One went out of business before they even got close.
And then they brought in, you know, another one that made Antares.
Right.
Which I historically am known to completely hate.
And Rockling, Kistler is a good example of you had to shut down a non-performing entity.
And they barely got away with that, right?
In the history of that, they got pushed back for trying to shut off the contract.
But at the end of the day, you had two successful.
And Tarius is successfully supplying the station, right?
It's doing exactly what they asked it to do.
But it's not going out there like SpaceX and transforming the launch marketplace.
I don't know if they've ever launched.
I don't think they've launched a single other customer, right?
Nope.
And so maybe that's the likely outcome, that you get a NASA,
dependent monopsony, right?
A single buyer market
driving things. And then
SpaceX just happens to be the brainchild
of this uniquely weird
you know, messianic,
billionaire genius
organizer.
As a consequence of it.
Well, I mean, so that's what's like
how much of it, how much of what
we're seeing with SpaceX is
kind of a unique combination of
it's not, because it's not just DMS, it's going
and shot well, right?
Absolutely.
And Hans, yeah, it's like all these really amazing individuals.
And the fact that I haven't seen similar type of performance from commercial companies yet,
you know, again, that's why I say it's an experiment.
I'm trying to, we don't know how this is going to turn out, but I think we should all acknowledge.
We don't know how it's going to turn out, right?
And it's going to be really interesting to see the first payload delivery launches to the moon
coming up later this year with astrobatic and others to see what that's going to work like.
How much failure can we take at once?
And so there's this interesting thing with commercial, to bring this back to the commercial Leo
is we're treating commercial Leo as a given.
It will work, right?
When in reality, we have no idea, right?
There's no, just because SpaceX has done one thing doesn't mean.
mean, it's a logical fallacy to assume that this unrelated orthogonal issue will also then be
successful just because it's a commercial. It may be, but we have to be aware that it could fail
and then what's the plan? Yeah, there's just no data behind it. The way that I'd put it is that all of
all of the success of these SpaceX elements of the industry have been when SpaceX is going in a
direction that happens to work for something that NASA or Space Force or whoever it is, they want
something similar to that. So SpaceX sees it as a viable mechanism to help them get from where they are
to where they're going. Whatever NASA wants to do, if they want to go to the moon, cool, but that's not
where SpaceX is heading, but they can fly there too. So that works. If the space development agency
wants to make a constellation of satellites, it's not the kind that we want to make, but it does
help us make a couple of extra satellites off the production line. So toss the contract on board.

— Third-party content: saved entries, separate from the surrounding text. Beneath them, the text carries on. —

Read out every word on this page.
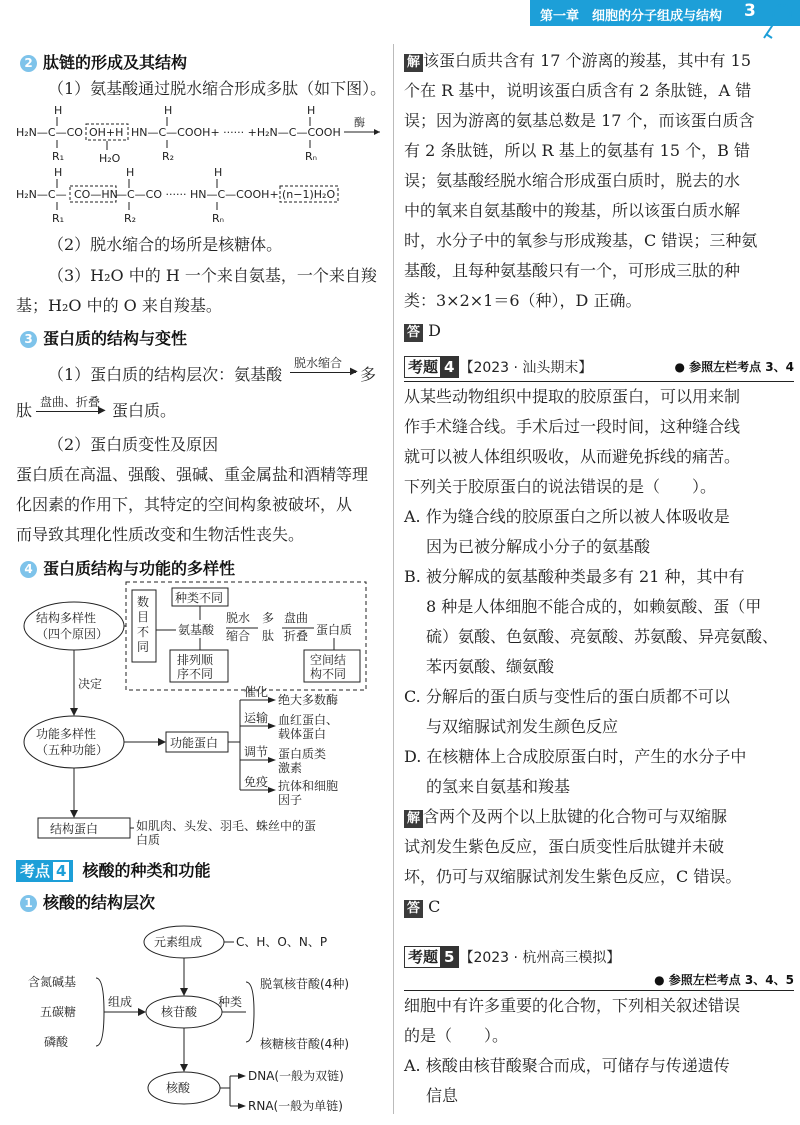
第一章　细胞的分子组成与结构 3
2 肽链的形成及其结构
（1）氨基酸通过脱水缩合形成多肽（如下图）。
H	H	H
H₂N—C—CO OH+H HN—C—COOH+ ······ +H₂N—C—COOH
酶
R₁	H₂O	R₂	Rₙ
H	H	H
H₂N—C— CO—HN
—C—CO ······ HN—C—COOH+ (n−1)H₂O
R₁	R₂	Rₙ
（2）脱水缩合的场所是核糖体。
（3）H₂O 中的 H 一个来自氨基，一个来自羧
基；H₂O 中的 O 来自羧基。
3 蛋白质的结构与变性
（1）蛋白质的结构层次：氨基酸
脱水缩合
▶ 多
肽 盘曲、折叠
▶ 蛋白质。
（2）蛋白质变性及原因
蛋白质在高温、强酸、强碱、重金属盐和酒精等理
化因素的作用下，其特定的空间构象被破坏，从
而导致其理化性质改变和生物活性丧失。
4 蛋白质结构与功能的多样性
结构多样性
（四个原因）
数
目
不
同
种类不同
氨基酸
排列顺
序不同
脱水
缩合
多
肽
盘曲
折叠 蛋白质
空间结
构不同
决定
功能多样性
（五种功能）	功能蛋白
催化
运输
调节
免疫
绝大多数酶
血红蛋白、
载体蛋白
蛋白质类
激素
抗体和细胞
因子
结构蛋白	如肌肉、头发、羽毛、蛛丝中的蛋
白质
考点 4 核酸的种类和功能
1 核酸的结构层次
元素组成	C、H、O、N、P
含氮碱基
五碳糖
磷酸
组成
核苷酸
种类
脱氧核苷酸(4种)
核糖核苷酸(4种)
核酸
DNA(一般为双链)
RNA(一般为单链)
解 该蛋白质共含有 17 个游离的羧基，其中有 15
个在 R 基中，说明该蛋白质含有 2 条肽链，A 错
误；因为游离的氨基总数是 17 个，而该蛋白质含
有 2 条肽链，所以 R 基上的氨基有 15 个，B 错
误；氨基酸经脱水缩合形成蛋白质时，脱去的水
中的氧来自氨基酸中的羧基，所以该蛋白质水解
时，水分子中的氧参与形成羧基，C 错误；三种氨
基酸，且每种氨基酸只有一个，可形成三肽的种
类：3×2×1＝6（种），D 正确。
答 D
考题 4 【2023 · 汕头期末】	● 参照左栏考点 3、4
从某些动物组织中提取的胶原蛋白，可以用来制
作手术缝合线。手术后过一段时间，这种缝合线
就可以被人体组织吸收，从而避免拆线的痛苦。
下列关于胶原蛋白的说法错误的是（　　）。
A. 作为缝合线的胶原蛋白之所以被人体吸收是
因为已被分解成小分子的氨基酸
B. 被分解成的氨基酸种类最多有 21 种，其中有
8 种是人体细胞不能合成的，如赖氨酸、蛋（甲
硫）氨酸、色氨酸、亮氨酸、苏氨酸、异亮氨酸、
苯丙氨酸、缬氨酸
C. 分解后的蛋白质与变性后的蛋白质都不可以
与双缩脲试剂发生颜色反应
D. 在核糖体上合成胶原蛋白时，产生的水分子中
的氢来自氨基和羧基
解 含两个及两个以上肽键的化合物可与双缩脲
试剂发生紫色反应，蛋白质变性后肽键并未破
坏，仍可与双缩脲试剂发生紫色反应，C 错误。
答 C
考题 5 【2023 · 杭州高三模拟】
● 参照左栏考点 3、4、5
细胞中有许多重要的化合物，下列相关叙述错误
的是（　　）。
A. 核酸由核苷酸聚合而成，可储存与传递遗传
信息
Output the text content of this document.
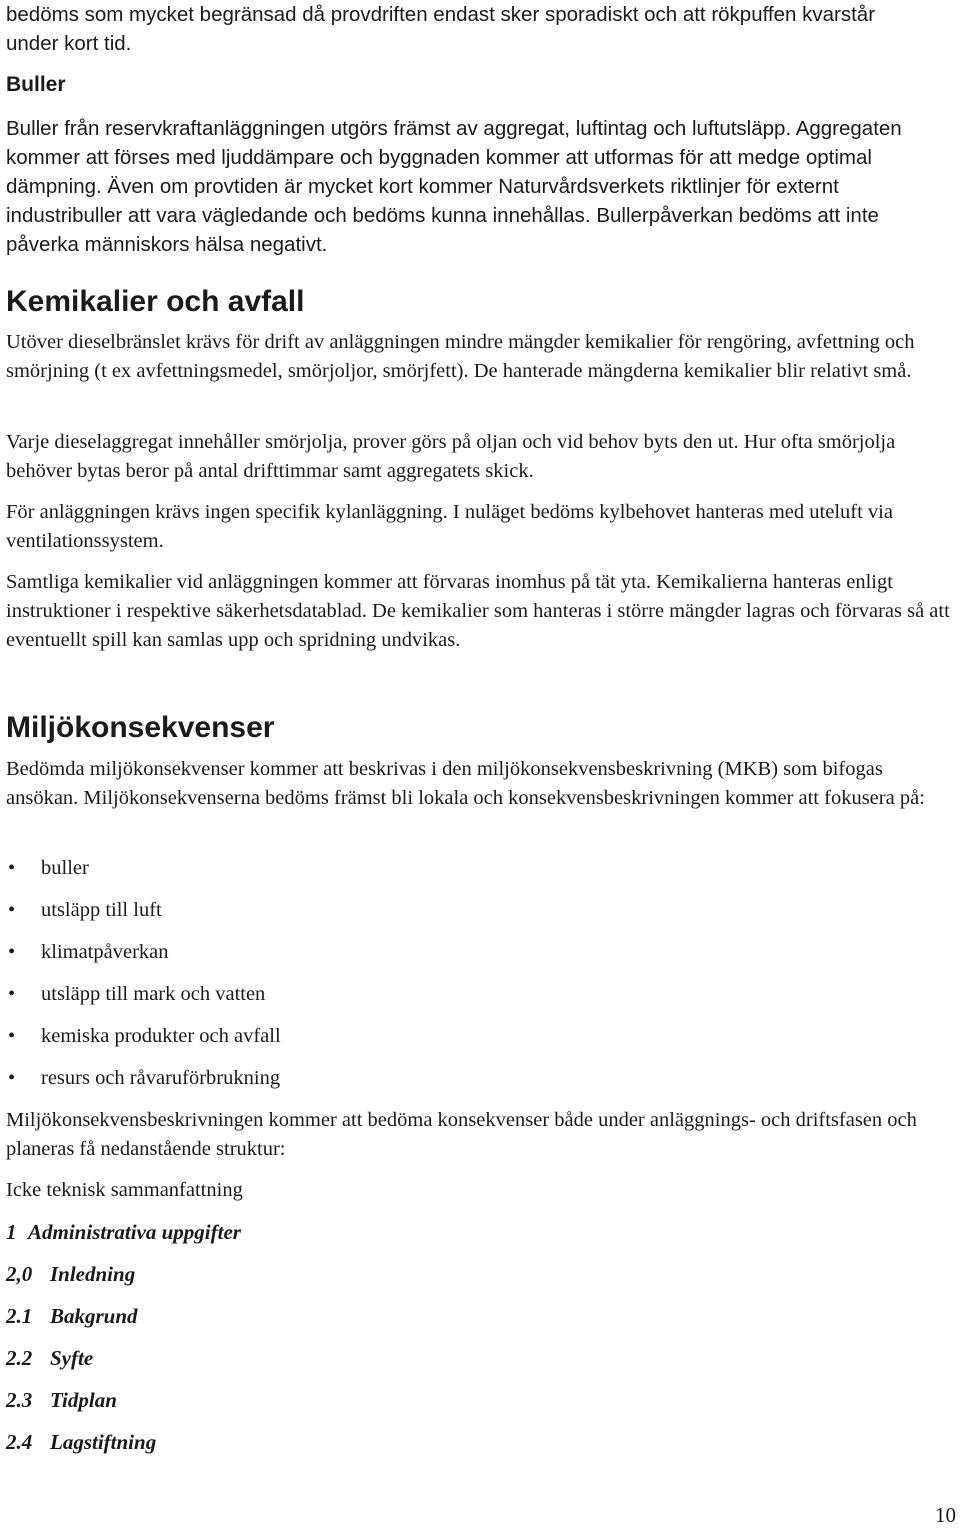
bedöms som mycket begränsad då provdriften endast sker sporadiskt och att rökpuffen kvarstår under kort tid.

Buller

Buller från reservkraftanläggningen utgörs främst av aggregat, luftintag och luftutsläpp. Aggregaten kommer att förses med ljuddämpare och byggnaden kommer att utformas för att medge optimal dämpning. Även om provtiden är mycket kort kommer Naturvårdsverkets riktlinjer för externt industribuller att vara vägledande och bedöms kunna innehållas. Bullerpåverkan bedöms att inte påverka människors hälsa negativt.

Kemikalier och avfall

Utöver dieselbränslet krävs för drift av anläggningen mindre mängder kemikalier för rengöring, avfettning och smörjning (t ex avfettningsmedel, smörjoljor, smörjfett). De hanterade mängderna kemikalier blir relativt små.

Varje dieselaggregat innehåller smörjolja, prover görs på oljan och vid behov byts den ut. Hur ofta smörjolja behöver bytas beror på antal drifttimmar samt aggregatets skick.

För anläggningen krävs ingen specifik kylanläggning. I nuläget bedöms kylbehovet hanteras med uteluft via ventilationssystem.

Samtliga kemikalier vid anläggningen kommer att förvaras inomhus på tät yta. Kemikalierna hanteras enligt instruktioner i respektive säkerhetsdatablad. De kemikalier som hanteras i större mängder lagras och förvaras så att eventuellt spill kan samlas upp och spridning undvikas.

Miljökonsekvenser

Bedömda miljökonsekvenser kommer att beskrivas i den miljökonsekvensbeskrivning (MKB) som bifogas ansökan. Miljökonsekvenserna bedöms främst bli lokala och konsekvensbeskrivningen kommer att fokusera på:

• buller
• utsläpp till luft
• klimatpåverkan
• utsläpp till mark och vatten
• kemiska produkter och avfall
• resurs och råvaruförbrukning

Miljökonsekvensbeskrivningen kommer att bedöma konsekvenser både under anläggnings- och driftsfasen och planeras få nedanstående struktur:

Icke teknisk sammanfattning

1 Administrativa uppgifter
2,0 Inledning
2.1 Bakgrund
2.2 Syfte
2.3 Tidplan
2.4 Lagstiftning
10
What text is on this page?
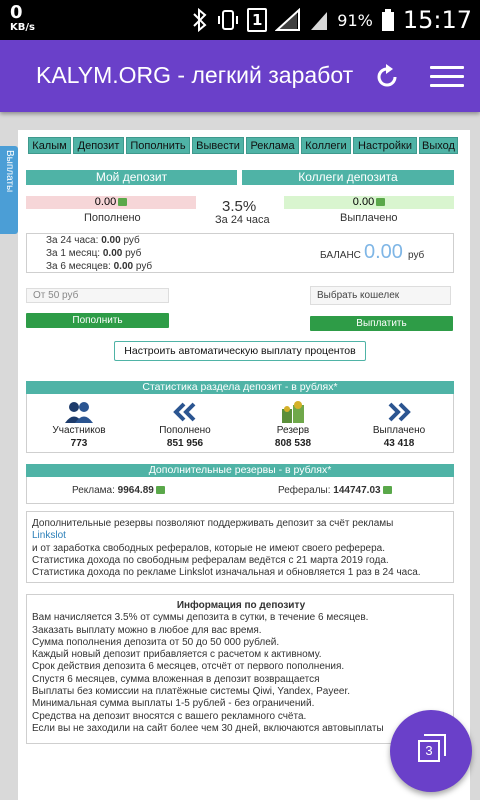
0
KB/s	1	91% 15:17
KALYM.ORG - легкий заработ
Выплаты
Калым Депозит Пополнить Вывести Реклама Коллеги	Настройки Выход
Мой депозит	Коллеги депозита
0.00
Пополнено
3.5%
За 24 часа
0.00
Выплачено
За 24 часа: 0.00 руб
За 1 месяц: 0.00 руб
За 6 месяцев: 0.00 руб
БАЛАНС 0.00 руб
От 50 руб	Выбрать кошелек
Пополнить	Выплатить
Настроить автоматическую выплату процентов
Статистика раздела депозит - в рублях*
Участников
773
Пополнено
851 956
Резерв
808 538
Выплачено
43 418
Дополнительные резервы - в рублях*
Реклама: 9964.89	Рефералы: 144747.03
Дополнительные резервы позволяют поддерживать депозит за счёт рекламы
Linkslot
и от заработка свободных рефералов, которые не имеют своего реферера.
Статистика дохода по свободным рефералам ведётся с 21 марта 2019 года.
Статистика дохода по рекламе Linkslot изначальная и обновляется 1 раз в 24 часа.
Информация по депозиту
Вам начисляется 3.5% от суммы депозита в сутки, в течение 6 месяцев.
Заказать выплату можно в любое для вас время.
Сумма пополнения депозита от 50 до 50 000 рублей.
Каждый новый депозит прибавляется с расчетом к активному.
Срок действия депозита 6 месяцев, отсчёт от первого пополнения.
Спустя 6 месяцев, сумма вложенная в депозит возвращается
Выплаты без комиссии на платёжные системы Qiwi, Yandex, Payeer.
Минимальная сумма выплаты 1-5 рублей - без ограничений.
Средства на депозит вносятся с вашего рекламного счёта.
Если вы не заходили на сайт более чем 30 дней, включаются автовыплаты
3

So the only hope that I have there, when I use that frame to look at commercial Leo, is that Blue Origin
has such internally driven desire to create some infrastructure in low Earth orbit
that the thing that NASA wants is close enough to that path that helps them be successful in that
way because it's the thing that they want internally.
And so, like, is it the internal function of SpaceX that makes them successful?
Absolutely.
But it's also the fact that they're on a mission that is well-defined, and they have a really
good insight as to what things can we capture that are close enough that help us, you know,
put a little extra fuel in the tank for that.
Yeah, and to sort of build on that, too.
So we just saw this morning there was,
I think there's the Ascend conference is happening right now or something.
And so they were talking to intuitive machines.
And they said they had an interest in returning samples from the moon with their landers.
So not just going there, but also coming back with something.
But then it was, you know, I think it was Tim Crane, right?
They said, but we were waiting to find out what NASA would pay for that and how much they want.
And they're like, I'm like, okay, so you don't actually want to bring samples back.
But if NASA was going to buy samples from me, then you do it.
And that sort of demonstrates the line between here's our mission and our goal.
And NASA, if you want to do some side contracts to help us get there, great.
Versus where NASA spends the money, that's where we go, right?
Yeah.
Yeah.
And I should be really clear that I'm really supportive of the experiment, right?
Like even if I sound like I'm being a bit critical.
Like, we know how the other process works, that we were just talking about it, right?
It's just, it is a slow and expensive way to do it.
And if you want to try to do it, and if you want to try to doing lots of things, this is a really fascinating way to do it.
And maybe you will get another outlier.
Maybe you will shift that average, you know, to more SpaceX's, right?
And fewer rocket plane Kistlers.
And so I'm truly supportive of it.
But I think people need to understand that it's not a given.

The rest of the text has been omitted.